We performed a prospective, blind, placebo-controlled, and randomized study. Fifty postmenopausal women on chronic hemodialysis with proven severe osteopenia or osteoporosis by bone densitometry were selected. After a written informed consent, patients were randomized into two groups: 25 women on placebo and 25 women on the study drug, raloxifene hydrochloride, at a dose of 60 mg/day. In all patients, we performed a baseline bone mineral density (BMD) analysis and simultaneously evaluated different biochemical parameters, serum lipids (total low-density lipoprotein [LDL] and high-density lipoprotein [HDL] cholesterol and triglycerides) and serum markers of bone resorption (pyridinoline crosslinks). BMD was reassessed after 1 year of therapy. Bone resorption markers were determined every 3 months for 1 year.
After 1 year on raloxifene therapy, lumbar spine BMD (trabecular bone) significantly improved, whereas femoral neck BMD (cortical bone) did not change significantly. No changes in BMD were observed at trabecular or cortical sites in the placebo group. Serum pyridinoline levels showed a significant decrease after 6 months on raloxifene that persisted thereafter. Low-density lipoprotein (LDL)-cholesterol decreased significantly in the raloxifene group with no changes in serum triglycerides, total cholesterol, or HDL cholesterol. No significant side effects were observed in the raloxifene group.
The study demonstrates that after one year on raloxifene, postmenopausal women on hemodialysis have a significant increase in trabecular BMD, decrease in bone resorption markers and LDL-cholesterol values, suggesting that SERMs could constitute a therapeutic alternative to improve bone metabolism and control of hyperlipidemia in these patients. The possible long-term effects of raloxifene remain to be determined.
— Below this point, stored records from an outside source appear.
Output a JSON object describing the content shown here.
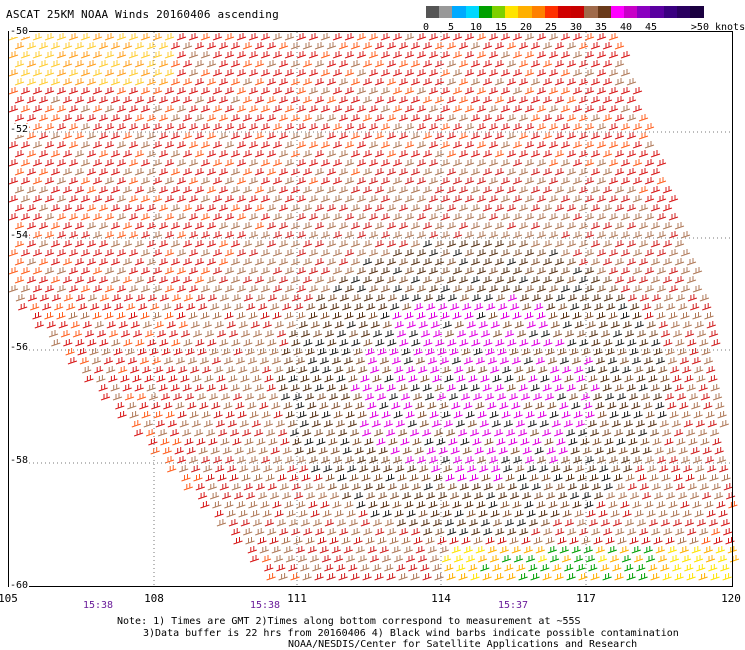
{
  "title": "ASCAT 25KM NOAA Winds 20160406 ascending",
  "legend": {
    "ticks": [
      "0",
      "5",
      "10",
      "15",
      "20",
      "25",
      "30",
      "35",
      "40",
      "45",
      ">50 knots"
    ],
    "colors": [
      "#555555",
      "#999999",
      "#00aaff",
      "#00d8ff",
      "#00a000",
      "#7ed000",
      "#ffe400",
      "#ffb000",
      "#ff8000",
      "#ff3000",
      "#d00000",
      "#c80000",
      "#a06a4a",
      "#6a3a1a",
      "#ff00ff",
      "#c800c8",
      "#8a00c0",
      "#5a00a0",
      "#3a0080",
      "#2a0060",
      "#1a0040"
    ]
  },
  "axes": {
    "lat_labels": [
      "-50",
      "-52",
      "-54",
      "-56",
      "-58",
      "-60"
    ],
    "lon_labels": [
      "105",
      "108",
      "111",
      "114",
      "117",
      "120"
    ],
    "time_labels": [
      "15:38",
      "15:38",
      "15:37"
    ]
  },
  "notes": {
    "line1": "Note: 1) Times are GMT 2)Times along bottom correspond to measurement at ~55S",
    "line2": "3)Data buffer is 22 hrs from 20160406 4) Black wind barbs indicate possible contamination",
    "line3": "NOAA/NESDIS/Center for Satellite Applications and Research"
  }
}
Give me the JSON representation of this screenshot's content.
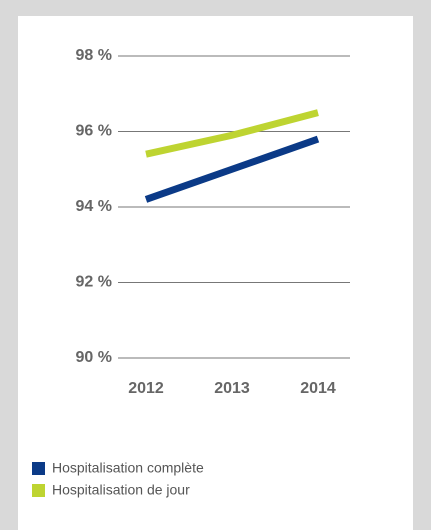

尿毒症透析女性中,绝经过早、雌激素缺乏以及绝经后缺乏激素替代治疗的情况屡见不鲜。因此,除了肾性骨营养不良外,透析的绝经后女性还可能面临骨质疏松的风险。此外,这些患者患高脂血症、动脉硬化以及随后的冠心病和中风的风险更高。最近的证据表明,绝经后女性的激素替代疗法(HRT)可能有多种有益效果,但也存在潜在的严重风险。人们已做出巨大努力来寻找治疗替代方案,这种方案既能具有雌激素对大脑和骨骼的益处,又不会对乳腺和子宫内膜产生不良影响。在本研究中,我们评估了选择性雌激素受体调节剂(SERM)雷洛昔芬对慢性血液透析绝经后女性骨代谢和血脂的影响。
我们进行了一项前瞻性、盲法、安慰剂对照的随机研究。选取了50名经骨密度测定证实患有严重骨质减少或骨质疏松的慢性血液透析绝经后女性。在获得书面知情同意后,将患者随机分为两组:25名女性服用安慰剂,25名女性服用研究药物盐酸雷洛昔芬,剂量为60毫克/天。对所有患者进行了基线骨矿物质密度(BMD)分析,并同时评估了不同的生化参数、血脂(总低密度脂蛋白[LDL]和高密度脂蛋白[HDL]胆固醇以及甘油三酯)和骨吸收血清标志物(吡啶啉交联物)。治疗1年后重新评估BMD。在1年的时间里,每3个月测定一次骨吸收标志物。
雷洛昔芬治疗1年后,腰椎BMD(小梁骨)显著改善,而股骨颈BMD(皮质骨)无显著变化。安慰剂组的小梁或皮质部位BMD未观察到变化。雷洛昔芬治疗6个月后血清吡啶啉水平显著下降,并持续至此后。雷洛昔芬组的低密度脂蛋白(LDL)胆固醇显著降低,而血清甘油三酯、总胆固醇或HDL胆固醇无变化。雷洛昔芬组未观察到明显的副作用。
该研究表明,雷洛昔芬治疗1年后,血液透析的绝经后女性小梁BMD显著增加,骨吸收标志物和LDL胆固醇值降低,这表明SERM可能构成一种治疗选择,以改善这些患者的骨代谢并控制高脂血症。雷洛昔芬可能的长期影响仍有待确定。